Due to historical fractures during the Trinh-Nguyen War, Northern women wore traditional layered skirts while their Central and Southern counterparts wore pants. After reunification, the court decided to enact sumptuary laws. Many decisions to reform dress followed, but the Nguyen Dynasty’s requirement for women to wear pants only affected nobility, the families of mandarins and those emulating this lifestyle. Most women continued to wear skirts and four-piece tunics. Unique ways of dressing were regarded as regional and local specialties, so changes at court had little impact on longstanding norms.

However, modernism and development in the early 20th century quickly began to upend long-held concepts as well as centuries-old traditions. Northern Vietnamese women had long been associated with black skirts, but they underwent daring changes that breathed new life into their apparel – drawing vocal criticism from conservative observers.

A 1933 issue of Ha Thanh ngo bao (Ha Thanh Afternoon News) remarked on the recent phenomenon of Northern women wearing white pants, connecting it in a derogatory way to marriages with foreign, mainly French, men.

Various controversies arose during the early days of the innovative ao dai

“Before, no Northern   woman   would wear white pants,” the article said. “Well- educated, properly raised, and decent people would never marry Westerners, no matter how rich, educated or genteel; thus, wearing white pants means accusing oneself of being a ‘professional wife’ to Westerners.”

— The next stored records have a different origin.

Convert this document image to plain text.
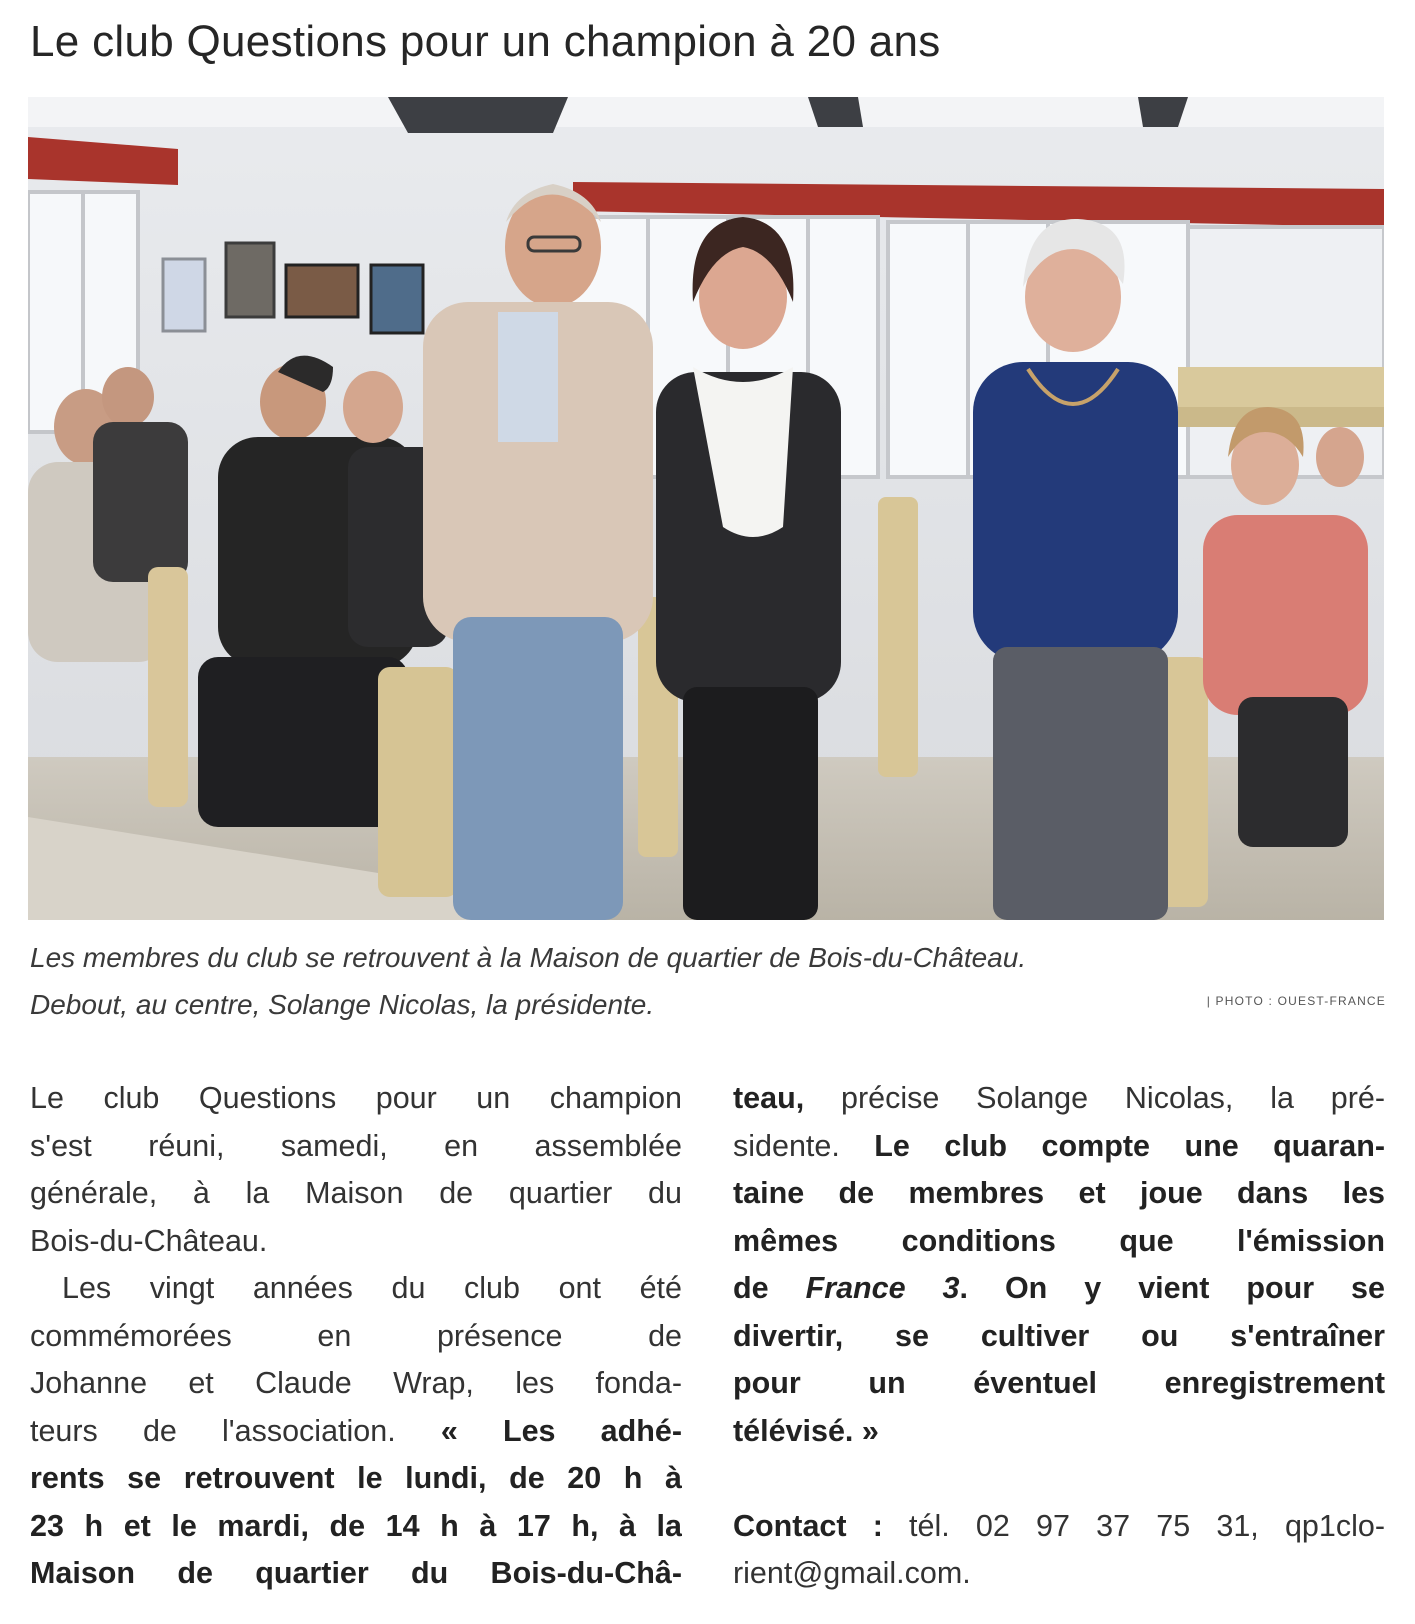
Le club Questions pour un champion à 20 ans
Les membres du club se retrouvent à la Maison de quartier de Bois-du-Château.
Debout, au centre, Solange Nicolas, la présidente.	| PHOTO : OUEST-FRANCE
Le club Questions pour un champion
s'est réuni, samedi, en assemblée
générale, à la Maison de quartier du
Bois-du-Château.
Les vingt années du club ont été
commémorées en présence de
Johanne et Claude Wrap, les fonda-
teurs de l'association. « Les adhé-
rents se retrouvent le lundi, de 20 h à
23 h et le mardi, de 14 h à 17 h, à la
Maison de quartier du Bois-du-Châ-
teau, précise Solange Nicolas, la pré-
sidente. Le club compte une quaran-
taine de membres et joue dans les
mêmes conditions que l'émission
de France 3. On y vient pour se
divertir, se cultiver ou s'entraîner
pour un éventuel enregistrement
télévisé. »
Contact : tél. 02 97 37 75 31, qp1clo-
rient@gmail.com.
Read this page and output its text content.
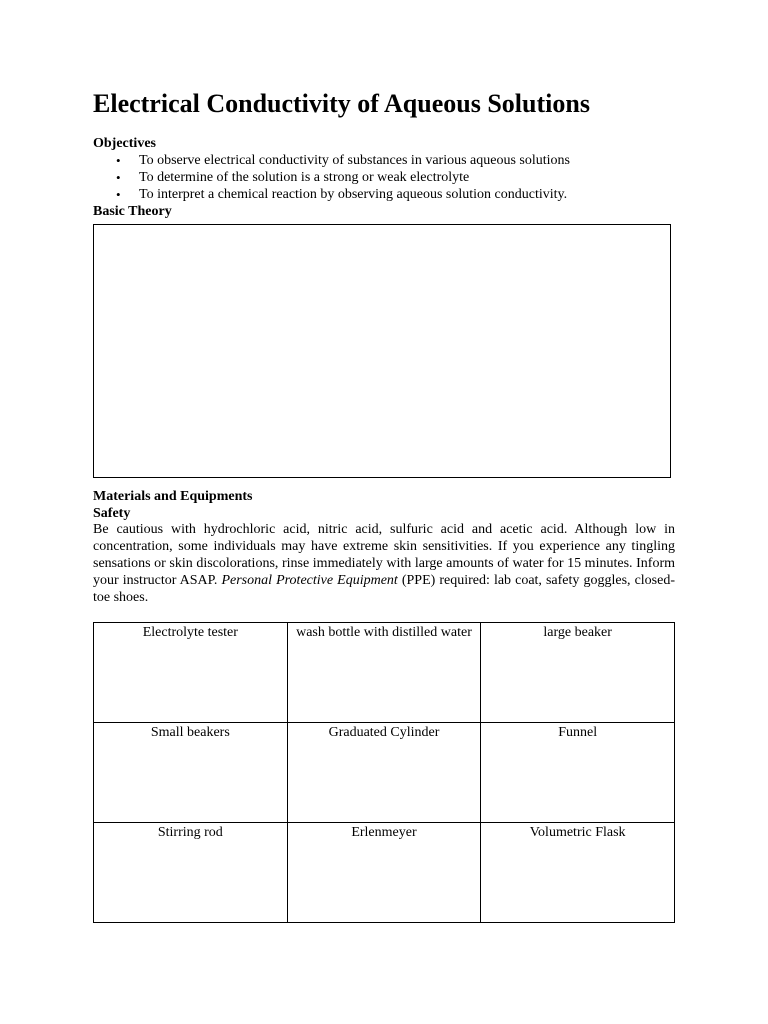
Electrical Conductivity of Aqueous Solutions
Objectives
• To observe electrical conductivity of substances in various aqueous solutions
• To determine of the solution is a strong or weak electrolyte
• To interpret a chemical reaction by observing aqueous solution conductivity.
Basic Theory
Materials and Equipments
Safety

Be cautious with hydrochloric acid, nitric acid, sulfuric acid and acetic acid. Although low in concentration, some individuals may have extreme skin sensitivities. If you experience any tingling sensations or skin discolorations, rinse immediately with large amounts of water for 15 minutes. Inform your instructor ASAP. Personal Protective Equipment (PPE) required: lab coat, safety goggles, closed-toe shoes.

Electrolyte tester	wash bottle with distilled water	large beaker
Small beakers	Graduated Cylinder	Funnel
Stirring rod	Erlenmeyer	Volumetric Flask
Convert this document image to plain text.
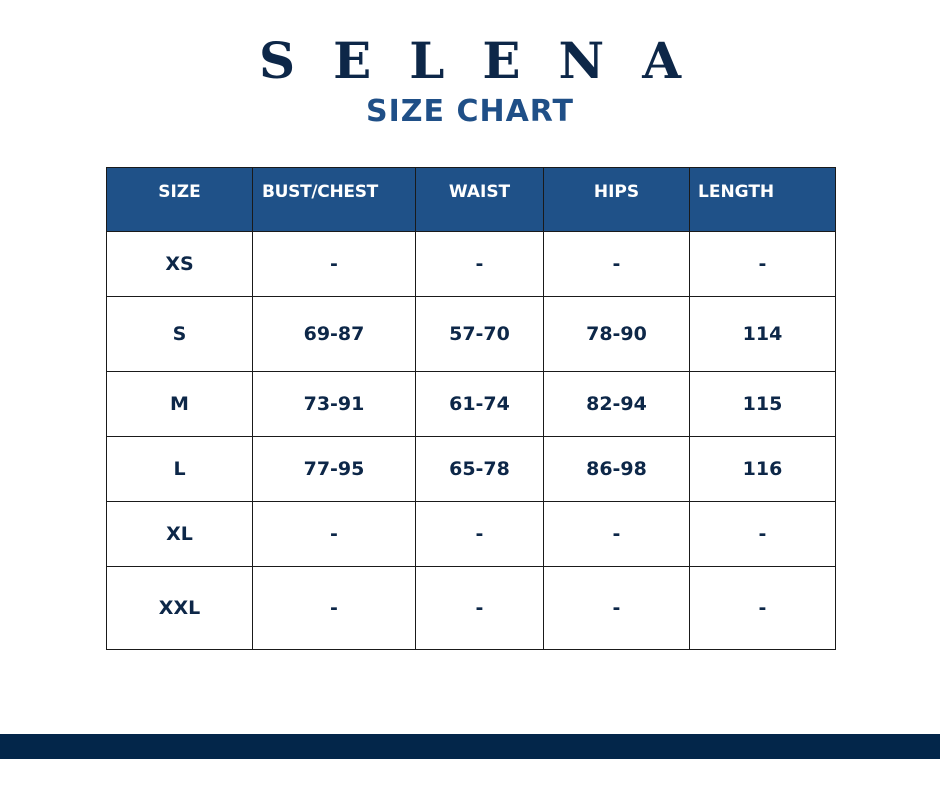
SELENA
SIZE CHART
SIZE	BUST/CHEST	WAIST	HIPS	LENGTH
XS	-	-	-	-
S	69-87	57-70	78-90	114
M	73-91	61-74	82-94	115
L	77-95	65-78	86-98	116
XL	-	-	-	-
XXL	-	-	-	-
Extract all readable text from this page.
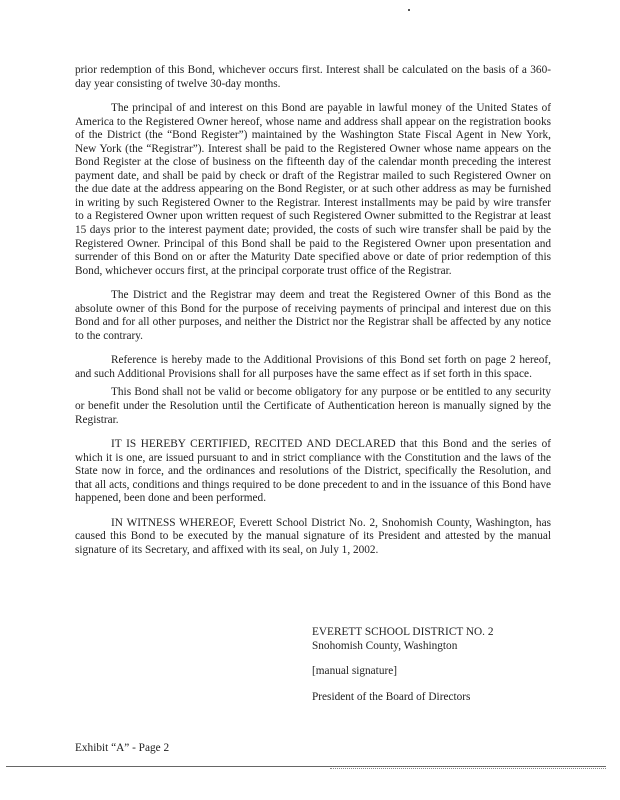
prior redemption of this Bond, whichever occurs first. Interest shall be calculated on the basis of a 360-day year consisting of twelve 30-day months.

The principal of and interest on this Bond are payable in lawful money of the United States of America to the Registered Owner hereof, whose name and address shall appear on the registration books of the District (the “Bond Register”) maintained by the Washington State Fiscal Agent in New York, New York (the “Registrar”). Interest shall be paid to the Registered Owner whose name appears on the Bond Register at the close of business on the fifteenth day of the calendar month preceding the interest payment date, and shall be paid by check or draft of the Registrar mailed to such Registered Owner on the due date at the address appearing on the Bond Register, or at such other address as may be furnished in writing by such Registered Owner to the Registrar. Interest installments may be paid by wire transfer to a Registered Owner upon written request of such Registered Owner submitted to the Registrar at least 15 days prior to the interest payment date; provided, the costs of such wire transfer shall be paid by the Registered Owner. Principal of this Bond shall be paid to the Registered Owner upon presentation and surrender of this Bond on or after the Maturity Date specified above or date of prior redemption of this Bond, whichever occurs first, at the principal corporate trust office of the Registrar.

The District and the Registrar may deem and treat the Registered Owner of this Bond as the absolute owner of this Bond for the purpose of receiving payments of principal and interest due on this Bond and for all other purposes, and neither the District nor the Registrar shall be affected by any notice to the contrary.

Reference is hereby made to the Additional Provisions of this Bond set forth on page 2 hereof, and such Additional Provisions shall for all purposes have the same effect as if set forth in this space.

This Bond shall not be valid or become obligatory for any purpose or be entitled to any security or benefit under the Resolution until the Certificate of Authentication hereon is manually signed by the Registrar.

IT IS HEREBY CERTIFIED, RECITED AND DECLARED that this Bond and the series of which it is one, are issued pursuant to and in strict compliance with the Constitution and the laws of the State now in force, and the ordinances and resolutions of the District, specifically the Resolution, and that all acts, conditions and things required to be done precedent to and in the issuance of this Bond have happened, been done and been performed.

IN WITNESS WHEREOF, Everett School District No. 2, Snohomish County, Washington, has caused this Bond to be executed by the manual signature of its President and attested by the manual signature of its Secretary, and affixed with its seal, on July 1, 2002.

EVERETT SCHOOL DISTRICT NO. 2
Snohomish County, Washington
[manual signature]
President of the Board of Directors
Exhibit “A” - Page 2
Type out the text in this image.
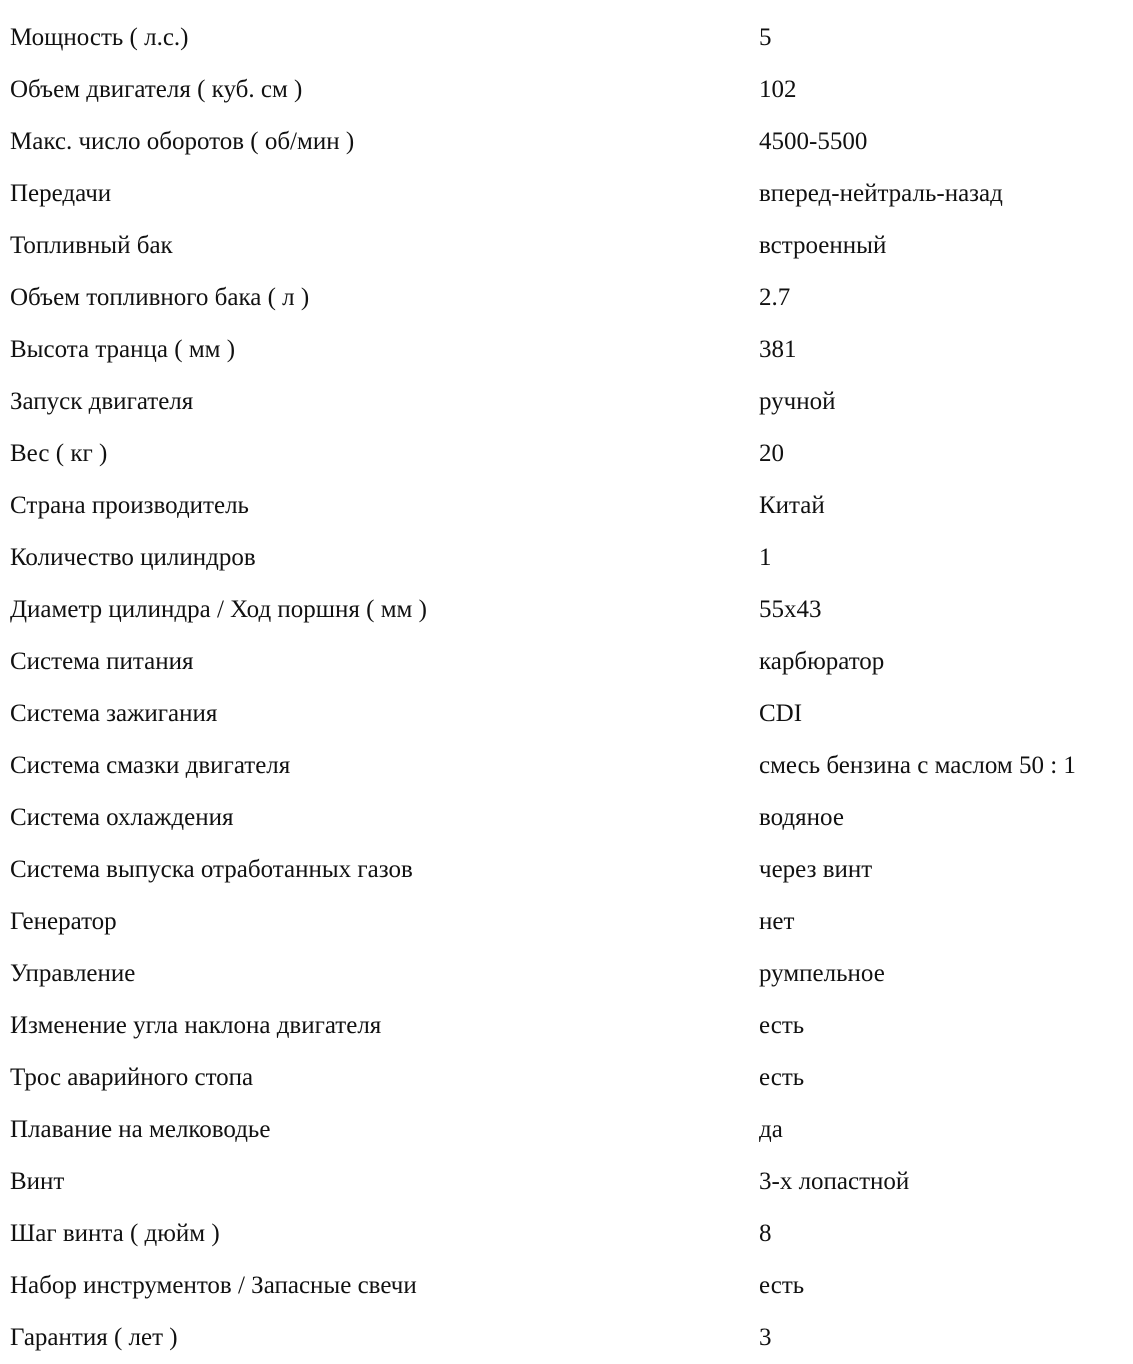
Мощность ( л.с.)	5
Объем двигателя ( куб. см )	102
Макс. число оборотов ( об/мин )	4500-5500
Передачи	вперед-нейтраль-назад
Топливный бак	встроенный
Объем топливного бака ( л )	2.7
Высота транца ( мм )	381
Запуск двигателя	ручной
Вес ( кг )	20
Страна производитель	Китай
Количество цилиндров	1
Диаметр цилиндра / Ход поршня ( мм )	55x43
Система питания	карбюратор
Система зажигания	CDI
Система смазки двигателя	смесь бензина с маслом 50 : 1
Система охлаждения	водяное
Система выпуска отработанных газов	через винт
Генератор	нет
Управление	румпельное
Изменение угла наклона двигателя	есть
Трос аварийного стопа	есть
Плавание на мелководье	да
Винт	3-х лопастной
Шаг винта ( дюйм )	8
Набор инструментов / Запасные свечи	есть
Гарантия ( лет )	3
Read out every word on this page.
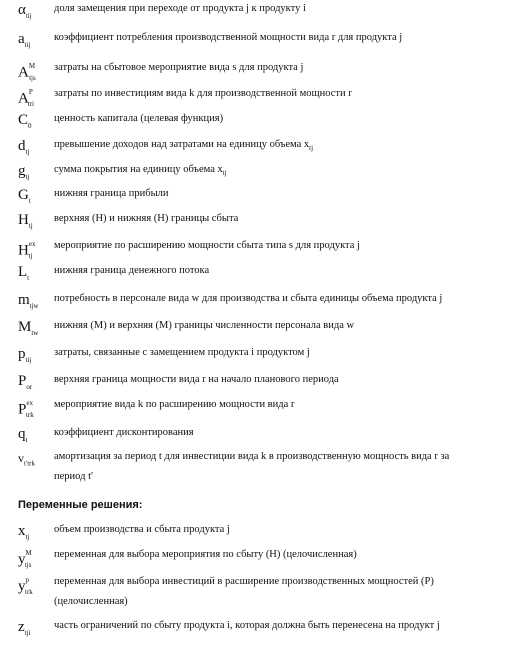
$\alpha_{tij}$
доля замещения при переходе от продукта j к продукту i
$a_{tij}$
коэффициент потребления производственной мощности вида r для продукта j
$A^M_{tjs}$
затраты на сбытовое мероприятие вида s для продукта j
$A^P_{tri}$
затраты по инвестициям вида k для производственной мощности r
$C_0$
ценность капитала (целевая функция)
$d_{tj}$
превышение доходов над затратами на единицу объема $x_{tj}$
$g_{tj}$
сумма покрытия на единицу объема $x_{tj}$
$G_t$
нижняя граница прибыли
$H_{tj}$
верхняя (H) и нижняя (H) границы сбыта
$H^{ex}_{tj}$
мероприятие по расширению мощности сбыта типа s для продукта j
$L_t$
нижняя граница денежного потока
$m_{tjw}$
потребность в персонале вида w для производства и сбыта единицы объема продукта j
$M_{tw}$
нижняя (M) и верхняя (M) границы численности персонала вида w
$p_{tij}$
затраты, связанные с замещением продукта i продуктом j
$P_{or}$
верхняя граница мощности вида r на начало планового периода
$P^{ex}_{trk}$
мероприятие вида k по расширению мощности вида r
$q_t$
коэффициент дисконтирования
$v_{t'trk}$
амортизация за период t для инвестиции вида k в производственную мощность вида r за
период t'
Переменные решения:
$x_{tj}$
объем производства и сбыта продукта j
$y^M_{tjs}$
переменная для выбора мероприятия по сбыту (H) (целочисленная)
$y^p_{trk}$
переменная для выбора инвестиций в расширение производственных мощностей (P)
(целочисленная)
$z_{tji}$
часть ограничений по сбыту продукта i, которая должна быть перенесена на продукт j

During this reformation period, social commentary on layered skirts and white pants was inevitable. These seemingly neutral clothing articles inadvertently represented the clash between the old and the new, with harsh words leveled at contemporary women who dared to wear white pants. Lifestyle innovations, however, continued to make significant inroads, particularly in cities. Silk pants gradually entered Northern lives, as girls from well-to-do families were the first to be influenced by the latest fashion trends. Ideas about appropriate clothing, mindsets, and aesthetics gradually began to shift. The Women’s Wear Competition at the 1935 Ha Dong Silk Expo best demonstrated the influence of white pants. Ha Thanh Afternoon News reported that the “the most beautiful ensemble (judges’ choice) was Miss Ly’s: a black shirt with white pants.”

The movement to “change layered skirts into white pants” lasted from 1935-1946, when artist Cat Tuong’s innovative ao dai was born. The Lemur ao dai influenced countless urban ladies and struck a powerful chord for the clothing modernization   movement,   specifically   the abandonment of the layered skirt.

Modern culture gradually came to accept white silk pants

Despite dissenting views, contemporary experts and progressives saw change as inevitable in favor of recognizing women’s beauty. In the second half of the century, ao dai innovations became bolder, clothing styles gradually changed, the layered skirt faded and white pants gained widespread acceptance.

The path from layered skirts to silk pants represented a period of transition not just in clothing but in worldview as well. Tracing the changes offers a unique perspective on aesthetics, innovation and the evolution of Vietnamese society.